# aponogeton flowering



## Ownager2004 (Apr 4, 2005)

My aponogetons are sending shoots to the surface and one has started growing a flower already while two other will likely be tommorow. Is it possible to collect seeds and grow them? If so can anyone provide information on pollinating and growing... Thanks

ps i searched on google and couldn't come up with anything.

:roll:


----------



## Damon (Jan 18, 2005)

A lady's cosmetic brush (the smaller the better) is great for pollinating them. Lightly brush one and then the other once they have flowered. Do this at least twice and gently. The seeds will usually fall into the aquarium in a week or so. Check daily for them as most fish will eat them.


----------



## TheOldSalt (Jan 28, 2005)

I've done that lots of times, but I've never seen any seeds. However, I've gotten lots of baby plants, so it must have worked.
In fact, I have two Aponogeton tanks right now which are chock full of tiny little young plants, and in one of those tanks I didn't even bother trying to pollinate them. They just bumped into each other, I guess. For the past month or so I've had several blooms in ,er, bloom, at any given time, and they're so plentiful that they're growing right up against each other in some cases.

Since the baby plants don't have bulbs to feed them, I add "Natural Aquarium Vital" to the tanks, and they are growing like crazy, and these tanks have undergravel filters in use!

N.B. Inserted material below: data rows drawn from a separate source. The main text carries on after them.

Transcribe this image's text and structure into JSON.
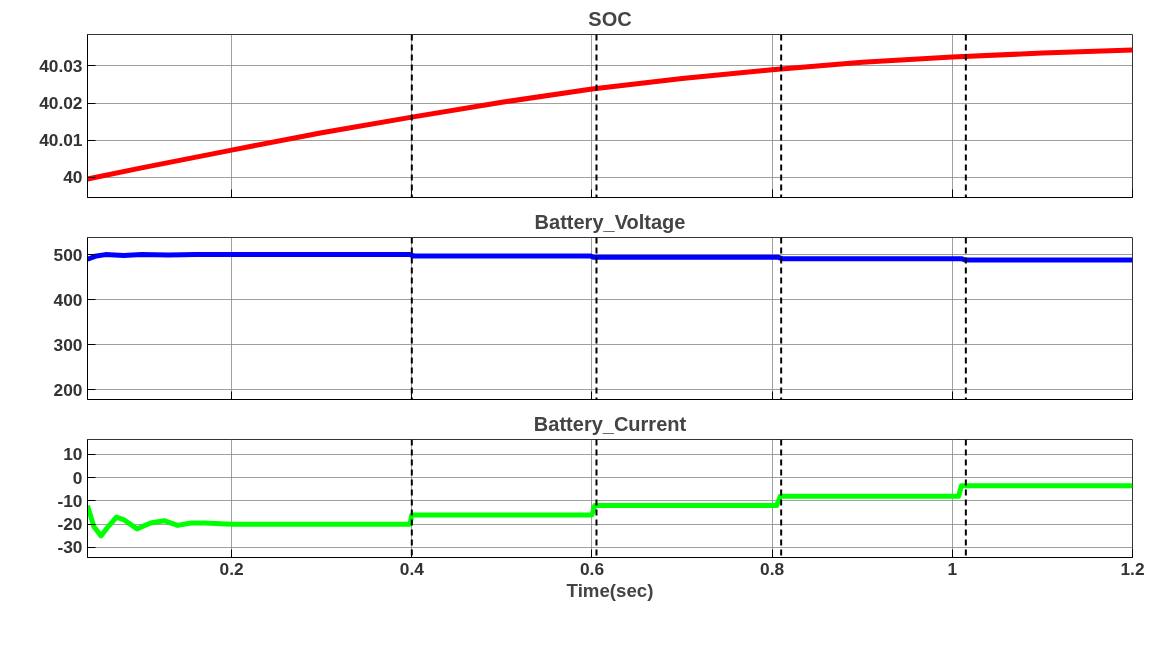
{
  "chart_data": [
    {
      "type": "line",
      "title": "SOC",
      "x": [
        0.04,
        0.1,
        0.2,
        0.3,
        0.4,
        0.5,
        0.6,
        0.7,
        0.8,
        0.9,
        1.0,
        1.1,
        1.2
      ],
      "series": [
        {
          "color": "#ff0000",
          "values": [
            39.9995,
            40.0025,
            40.0073,
            40.012,
            40.0162,
            40.0202,
            40.0238,
            40.0266,
            40.029,
            40.031,
            40.0324,
            40.0335,
            40.0343
          ]
        }
      ],
      "xlim": [
        0.04,
        1.2
      ],
      "xticks": [
        0.2,
        0.4,
        0.6,
        0.8,
        1,
        1.2
      ],
      "ylim": [
        39.9945,
        40.0385
      ],
      "yticks": [
        40,
        40.01,
        40.02,
        40.03
      ],
      "grid": true,
      "tick_labels": "y",
      "ref_lines": [
        {
          "axis": "x",
          "value": 0.4,
          "color": "#000000",
          "line_style": "dashed"
        },
        {
          "axis": "x",
          "value": 0.605,
          "color": "#000000",
          "line_style": "dashed"
        },
        {
          "axis": "x",
          "value": 0.81,
          "color": "#000000",
          "line_style": "dashed"
        },
        {
          "axis": "x",
          "value": 1.015,
          "color": "#000000",
          "line_style": "dashed"
        }
      ]
    },
    {
      "type": "line",
      "title": "Battery_Voltage",
      "x": [
        0.04,
        0.05,
        0.06,
        0.08,
        0.1,
        0.13,
        0.16,
        0.2,
        0.3,
        0.398,
        0.402,
        0.5,
        0.598,
        0.602,
        0.7,
        0.807,
        0.811,
        0.9,
        1.01,
        1.014,
        1.1,
        1.2
      ],
      "series": [
        {
          "color": "#0000ff",
          "values": [
            490,
            497,
            500,
            498,
            500,
            499,
            500,
            500,
            500,
            500,
            497,
            497,
            497,
            494,
            494,
            494,
            491,
            491,
            491,
            488,
            488,
            488
          ]
        }
      ],
      "xlim": [
        0.04,
        1.2
      ],
      "xticks": [
        0.2,
        0.4,
        0.6,
        0.8,
        1,
        1.2
      ],
      "ylim": [
        178,
        538
      ],
      "yticks": [
        200,
        300,
        400,
        500
      ],
      "grid": true,
      "tick_labels": "y",
      "ref_lines": [
        {
          "axis": "x",
          "value": 0.4,
          "color": "#000000",
          "line_style": "dashed"
        },
        {
          "axis": "x",
          "value": 0.605,
          "color": "#000000",
          "line_style": "dashed"
        },
        {
          "axis": "x",
          "value": 0.81,
          "color": "#000000",
          "line_style": "dashed"
        },
        {
          "axis": "x",
          "value": 1.015,
          "color": "#000000",
          "line_style": "dashed"
        }
      ]
    },
    {
      "type": "line",
      "title": "Battery_Current",
      "xlabel": "Time(sec)",
      "x": [
        0.04,
        0.047,
        0.055,
        0.063,
        0.072,
        0.08,
        0.095,
        0.11,
        0.125,
        0.14,
        0.155,
        0.17,
        0.2,
        0.3,
        0.398,
        0.4,
        0.5,
        0.6,
        0.603,
        0.7,
        0.805,
        0.809,
        0.9,
        1.007,
        1.01,
        1.1,
        1.2
      ],
      "series": [
        {
          "color": "#00ff00",
          "values": [
            -12,
            -21,
            -25,
            -21,
            -17,
            -18,
            -22,
            -19.5,
            -18.5,
            -20.5,
            -19.5,
            -19.5,
            -20,
            -20,
            -20,
            -16,
            -16,
            -16,
            -12,
            -12,
            -12,
            -8,
            -8,
            -8,
            -3.5,
            -3.5,
            -3.5
          ]
        }
      ],
      "xlim": [
        0.04,
        1.2
      ],
      "xticks": [
        0.2,
        0.4,
        0.6,
        0.8,
        1,
        1.2
      ],
      "ylim": [
        -34.3,
        16.4
      ],
      "yticks": [
        -30,
        -20,
        -10,
        0,
        10
      ],
      "grid": true,
      "ref_lines": [
        {
          "axis": "x",
          "value": 0.4,
          "color": "#000000",
          "line_style": "dashed"
        },
        {
          "axis": "x",
          "value": 0.605,
          "color": "#000000",
          "line_style": "dashed"
        },
        {
          "axis": "x",
          "value": 0.81,
          "color": "#000000",
          "line_style": "dashed"
        },
        {
          "axis": "x",
          "value": 1.015,
          "color": "#000000",
          "line_style": "dashed"
        }
      ]
    }
  ]
}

Now if I can just get my Marimo ball to get with the program...


----------



## Ownager2004 (Apr 4, 2005)

Ok so if i find some small plants growing would it be a good idea to transfer to like a 2L bottle and sit on a window sill? I dont really have any means of getting fertilizers as i haven't seen any in LFS... and dont feel like ordering online. Are there any DIY routes that i can get by with for fertilizer? If i put waste water from gravel vacs from main tank into the plant water would that be a sort of fertilizer?


----------